I know that the covariant derivative (I'm assuming the connection induced by the metric) of a covector is given by:
$(\nabla_X \eta)(Y)=\nabla_X (\eta(Y))-\eta(\nabla_X Y)$
Also, $\nabla g=0$. So is it true that $0=\nabla_X g(Y,-)(Z)=\nabla_X(g(Y,Z))-g(Y,\nabla_X Z)$?
I think this is wrong since in abstract index notation we usually rise indices with the metric and then use the covariant derivative which is not always 0!
Could someone clarify this to me by using "index-free" point of view versus abstract index notation?
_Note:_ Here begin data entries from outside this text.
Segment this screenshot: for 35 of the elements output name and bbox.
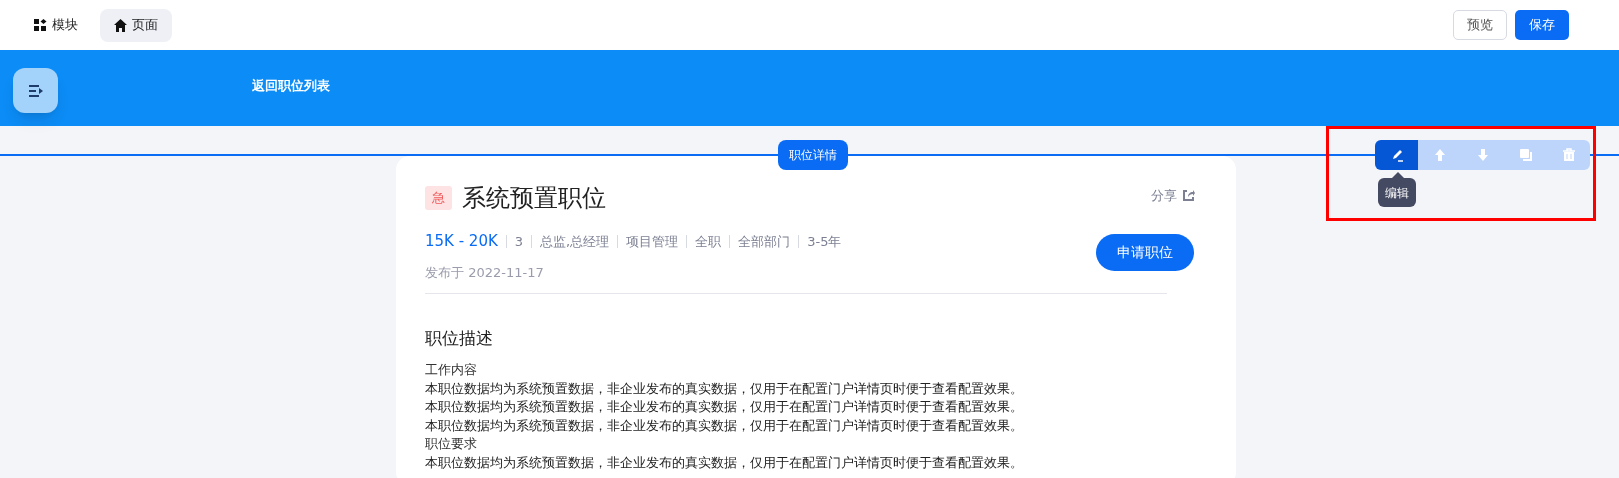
preview-button[interactable]: 预览 [1453, 10, 1507, 40]
menu-toggle-button[interactable] [13, 68, 58, 113]
section-label: 职位详情 [778, 140, 848, 170]
subheading: 工作内容 [425, 361, 478, 379]
posted-date: 发布于 2022-11-17 [425, 264, 544, 282]
edit-tool-button[interactable] [1375, 140, 1418, 170]
share-icon [1182, 189, 1195, 203]
job-attribute: 项目管理 [626, 232, 679, 251]
job-attribute: 全职 [695, 232, 722, 251]
home-icon [114, 18, 127, 32]
section-heading: 职位描述 [425, 327, 493, 350]
collapse-icon [27, 83, 44, 98]
save-button[interactable]: 保存 [1515, 10, 1569, 40]
back-link[interactable]: 返回职位列表 [252, 76, 330, 96]
tooltip: 编辑 [1378, 178, 1416, 207]
job-attribute: 3-5年 [807, 232, 842, 251]
urgent-tag: 急 [425, 186, 452, 210]
description-text: 本职位数据均为系统预置数据，非企业发布的真实数据，仅用于在配置门户详情页时便于查看配置效果。 [425, 398, 1023, 416]
share-link[interactable]: 分享 [1151, 186, 1195, 206]
arrow-up-icon [1432, 148, 1447, 162]
salary-range: 15K - 20K [425, 231, 498, 252]
nav-tab[interactable]: 页面 [100, 8, 172, 42]
description-text: 本职位数据均为系统预置数据，非企业发布的真实数据，仅用于在配置门户详情页时便于查看配置效果。 [425, 379, 1023, 398]
subheading: 职位要求 [425, 435, 478, 453]
trash-icon [1561, 148, 1576, 162]
job-attribute: 3 [514, 232, 524, 251]
apply-button[interactable]: 申请职位 [1096, 234, 1194, 271]
job-attribute: 全部部门 [738, 232, 791, 251]
grid-icon [34, 18, 47, 32]
copy-icon [1518, 148, 1533, 162]
description-text: 本职位数据均为系统预置数据，非企业发布的真实数据，仅用于在配置门户详情页时便于查看配置效果。 [425, 453, 1023, 472]
description-text: 本职位数据均为系统预置数据，非企业发布的真实数据，仅用于在配置门户详情页时便于查看配置效果。 [425, 416, 1023, 435]
arrow-down-icon [1475, 148, 1490, 162]
job-title: 系统预置职位 [462, 183, 606, 214]
job-attribute: 总监,总经理 [540, 232, 610, 251]
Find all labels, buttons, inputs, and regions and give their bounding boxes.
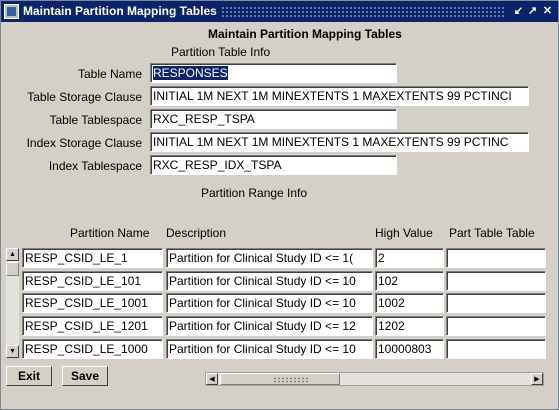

For any vector field $Y$, we obtain a covector field (i.e. one-form) $\eta$ given by $\eta(Z) = g(Y, Z)$. What you call $\nabla_Xg(Y, -)(Z)$ is precisely $(\nabla_X\eta)(Z)$. Using the identity in your question, we see that
\begin{align*} (\nabla_X\eta)(Z) &= \nabla_X(\eta(Z)) - \eta(\nabla_XZ)\\ &= \nabla_X(g(Y, Z)) - g(Y, \nabla_XZ)\\ &= g(\nabla_XY, Z) + g(Y, \nabla_XZ) - g(Y, \nabla_XZ)\\ &= g(\nabla_XY, Z) \end{align*}
where we have used implicitly the fact that $\nabla g = 0$ if and only if $\nabla_X(g(Y, Z)) = g(\nabla_XY, Z) + g(Y, \nabla_XZ)$ for all vector fields $X, Y,$ and $Z$ - see this question.
So we see that $(\nabla_X\eta)(Z) = 0$ if and only if $g(\nabla_XY, Z) = 0$. Furthermore, $\nabla_X\eta = 0$ if and only if $\nabla_XY = 0$.